As we’ve learned more and more about book history in class, a question that has mounted within me has been: what will book history be like when scholars years from now are studying us? We’ve studied texts that track library catalogues, diaries, trading records…but what will happen now that all of that has become digitized or fallen out of practice? Will it be easier to compound and analyze information due to digitized resources or will it be more difficult when perhaps smaller slivers of historical evidence become buried in the overwhelming information that the internet has to offer?
I think maybe a little bit of both.
Considering what we’ve read these past few days about digital texts and how we as readers consume them, I would have to believe that book history itself will change immensely simply for the fact that books themselves will change. There have been many arguments about whether the internet makes us smarter or dumber, but the undeniable truth is that it changes us as a society. Some of us now read in an “F” pattern, some hyper-read or use the “control-F” function to quickly find the desired information and ignore the rest.
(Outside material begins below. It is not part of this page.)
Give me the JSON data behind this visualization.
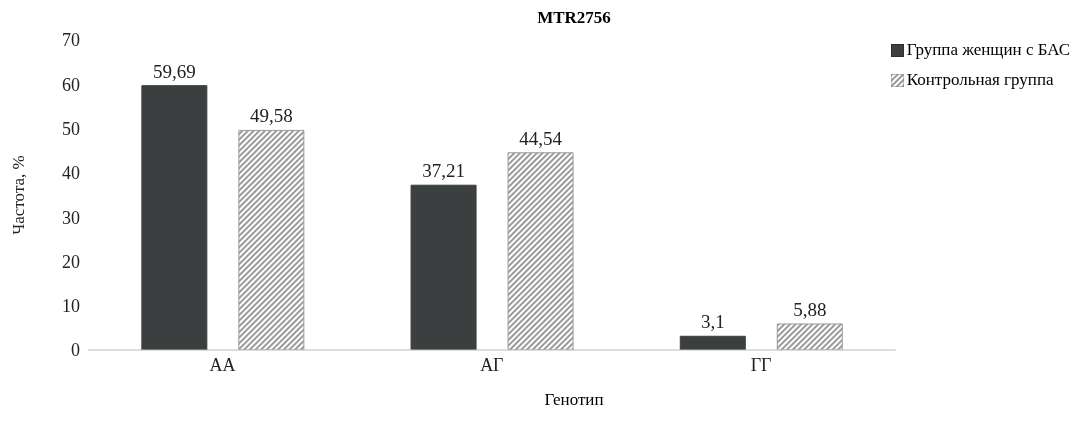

This all has me thinking back to the article that we read about the phenomenology of reading. Those processes will probably change as well – and might have already – and will make it necessary for that field of book history to alter its course.
At any rate, I’m going to play on the optimistic side when thinking about the future of book history; with more digital texts available and more ways to compile large-scale data, the possibilities will be endless for anybody – even amateurs like me! And let’s face it: if the world continues along the road of digitizing information, we can’t stop it. But I think it will be worth it.
Unless Apple and Google take over and everything ends. Then, God speed.